After spending the night in Auckland with my sister Jude, Roger and the three (!) children, we made an early start and drove out to the airport, where we left the hugely extravagant car and caught a plane home to Kaitaia. Our neighbour, Jane, picked us up and we were greeted at home by a very excited Pukeko.
The first job after time away is a wander around the farm doing the roll-call to ensure that everyone is accounted for, safe and happy. Walking down one of the hills in the big back paddock, we spotted this tree and I had an anxious few moments while we checked that no cows had been beneath it at the moment it fell! The twenty weaned cows are in this paddock and had obviously spent a couple of days tramping around in the branches, browsing on what leaves they could reach. Puriri must be extremely tasty, for it is an obvious favourite with nearly all the cattle.
There are Tui in the trees everywhere around the farm, but they're generally quite hard to photograph, since they usually sit high in the branches of the trees while singing. This one conveniently sat for some time in one spot, in clear view from the ground.
Tui have an extraordinary vocal range, much of it outside the range of human hearing, but the bits we hear are bell-like in their clarity. Tui are also very territorial, so much of my observation of them includes high-speed chases through the trees, with much shrieking and fluttering!

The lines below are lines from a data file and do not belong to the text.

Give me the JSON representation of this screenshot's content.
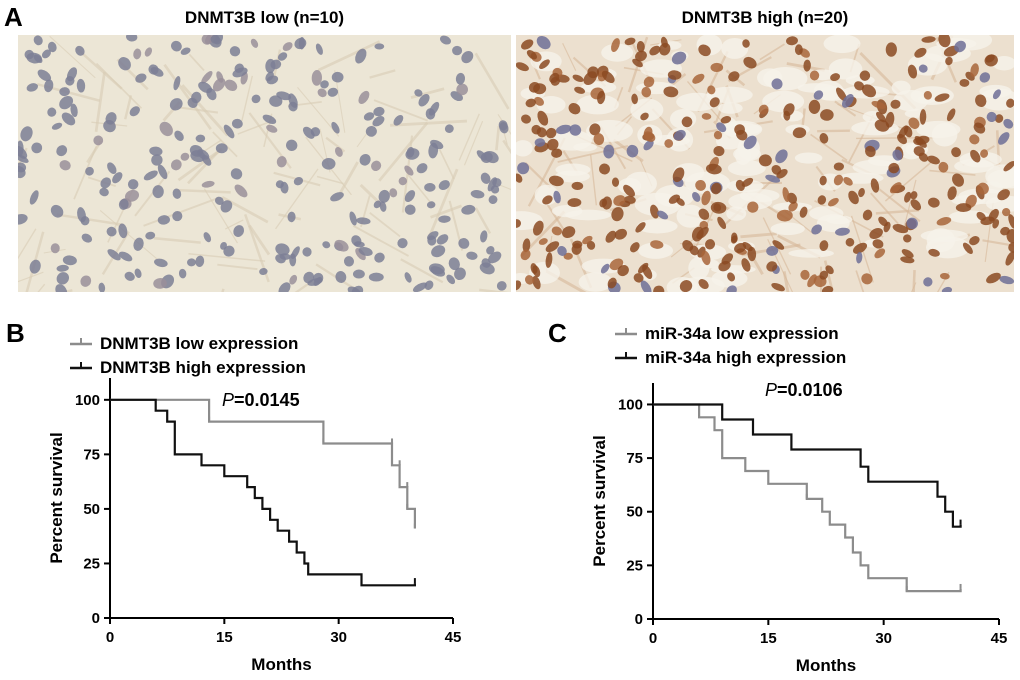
{
  "panel_a": {
    "letter": "A",
    "images": [
      {
        "title": "DNMT3B low (n=10)",
        "stain": "low"
      },
      {
        "title": "DNMT3B high (n=20)",
        "stain": "high"
      }
    ]
  },
  "colors": {
    "low": "#8c8c8c",
    "high": "#111111",
    "axis": "#000000"
  },
  "chart_data": [
    {
      "panel": "B",
      "type": "line",
      "title": "",
      "xlabel": "Months",
      "ylabel": "Percent survival",
      "xlim": [
        0,
        45
      ],
      "ylim": [
        0,
        110
      ],
      "xticks": [
        "0",
        "15",
        "30",
        "45"
      ],
      "yticks": [
        "0",
        "25",
        "50",
        "75",
        "100"
      ],
      "p_letter": "P",
      "p_value": "=0.0145",
      "series": [
        {
          "name": "DNMT3B low expression",
          "color": "#8c8c8c",
          "points": [
            [
              0,
              100
            ],
            [
              13,
              100
            ],
            [
              13,
              90
            ],
            [
              28,
              90
            ],
            [
              28,
              80
            ],
            [
              37,
              80
            ],
            [
              37,
              70
            ],
            [
              38,
              70
            ],
            [
              38,
              60
            ],
            [
              39,
              60
            ],
            [
              39,
              50
            ],
            [
              40,
              50
            ],
            [
              40,
              41
            ]
          ],
          "censors": [
            [
              13,
              90
            ],
            [
              28,
              80
            ],
            [
              37,
              80
            ],
            [
              38,
              70
            ],
            [
              39,
              60
            ],
            [
              39,
              50
            ],
            [
              40,
              41
            ]
          ]
        },
        {
          "name": "DNMT3B high expression",
          "color": "#111111",
          "points": [
            [
              0,
              100
            ],
            [
              6,
              100
            ],
            [
              6,
              95
            ],
            [
              7.5,
              95
            ],
            [
              7.5,
              90
            ],
            [
              8.5,
              90
            ],
            [
              8.5,
              75
            ],
            [
              12,
              75
            ],
            [
              12,
              70
            ],
            [
              15,
              70
            ],
            [
              15,
              65
            ],
            [
              18,
              65
            ],
            [
              18,
              60
            ],
            [
              19,
              60
            ],
            [
              19,
              55
            ],
            [
              20,
              55
            ],
            [
              20,
              50
            ],
            [
              21,
              50
            ],
            [
              21,
              45
            ],
            [
              22,
              45
            ],
            [
              22,
              40
            ],
            [
              23.5,
              40
            ],
            [
              23.5,
              35
            ],
            [
              24.5,
              35
            ],
            [
              24.5,
              30
            ],
            [
              25.5,
              30
            ],
            [
              25.5,
              25
            ],
            [
              26,
              25
            ],
            [
              26,
              20
            ],
            [
              33,
              20
            ],
            [
              33,
              15
            ],
            [
              40,
              15
            ],
            [
              40,
              16
            ]
          ],
          "censors": [
            [
              40,
              16
            ]
          ]
        }
      ]
    },
    {
      "panel": "C",
      "type": "line",
      "title": "",
      "xlabel": "Months",
      "ylabel": "Percent survival",
      "xlim": [
        0,
        45
      ],
      "ylim": [
        0,
        110
      ],
      "xticks": [
        "0",
        "15",
        "30",
        "45"
      ],
      "yticks": [
        "0",
        "25",
        "50",
        "75",
        "100"
      ],
      "p_letter": "P",
      "p_value": "=0.0106",
      "series": [
        {
          "name": "miR-34a low expression",
          "color": "#8c8c8c",
          "points": [
            [
              0,
              100
            ],
            [
              6,
              100
            ],
            [
              6,
              94
            ],
            [
              8,
              94
            ],
            [
              8,
              88
            ],
            [
              9,
              88
            ],
            [
              9,
              75
            ],
            [
              12,
              75
            ],
            [
              12,
              69
            ],
            [
              15,
              69
            ],
            [
              15,
              63
            ],
            [
              20,
              63
            ],
            [
              20,
              56
            ],
            [
              22,
              56
            ],
            [
              22,
              50
            ],
            [
              23,
              50
            ],
            [
              23,
              44
            ],
            [
              25,
              44
            ],
            [
              25,
              38
            ],
            [
              26,
              38
            ],
            [
              26,
              31
            ],
            [
              27,
              31
            ],
            [
              27,
              25
            ],
            [
              28,
              25
            ],
            [
              28,
              19
            ],
            [
              33,
              19
            ],
            [
              33,
              13
            ],
            [
              40,
              13
            ],
            [
              40,
              14
            ]
          ],
          "censors": [
            [
              8,
              88
            ],
            [
              20,
              56
            ],
            [
              33,
              13
            ],
            [
              40,
              14
            ]
          ]
        },
        {
          "name": "miR-34a high expression",
          "color": "#111111",
          "points": [
            [
              0,
              100
            ],
            [
              6,
              100
            ],
            [
              6,
              100
            ],
            [
              9,
              100
            ],
            [
              9,
              93
            ],
            [
              13,
              93
            ],
            [
              13,
              86
            ],
            [
              18,
              86
            ],
            [
              18,
              79
            ],
            [
              27,
              79
            ],
            [
              27,
              71
            ],
            [
              28,
              71
            ],
            [
              28,
              64
            ],
            [
              37,
              64
            ],
            [
              37,
              57
            ],
            [
              38,
              57
            ],
            [
              38,
              50
            ],
            [
              39,
              50
            ],
            [
              39,
              43
            ],
            [
              40,
              43
            ],
            [
              40,
              44
            ]
          ],
          "censors": [
            [
              40,
              44
            ]
          ]
        }
      ]
    }
  ]
}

The only time I've seen a live one up close was in the Auckland zoo, with my nephew Issa, on a rainy afternoon. That particular bird looked very unhappy - sick, perhaps - but well able to apply it's very long bill to an extended finger in a very menacing manner! They are nectar feeders, so I suspect the bill looks more fearsome than it really is.
Later in the afternoon, I went out to take photos of the little bulls, since I need to send pictures of them to interested potential buyers. After a while, most of the cattle (fifteen of them in the mob at present) gathered up near the gate in the sunshine. Twins, Ingrid and Ida are in this mob, Ida having a bull calf and Inger being there because - well, look at the picture; how could I separate these two? They'd just spent several minutes standing together, Ida with her head in the air, eyes half closed, as Ingrid licked her neck.
The cattle often lick each other and spend close time together; sometimes it is unrelated individuals who do so, but more often than not, it'll be mother and daughter, or maternal half-sisters. I notice the twins together more often than any others on the farm.
In between short bursts on the floor for a bit of preening (and some other, less palatable things) the Pukeko spends her evenings in her usual place, on the couch at my side.
I really like this picture. Often when cattle are moved into a new paddock, they go completely silly and race around, kicking up their heels (literally, to about my head level!) and challenging each other to fights. I delight in watching this sort of thing: seeing the cattle so gleefully active tells me they're healthy and happy!
I had just moved this mob, the cows and bull calves, along the lane from an adjacent paddock and they were all quiet and well behaved, as usual, until they turned in through the gate.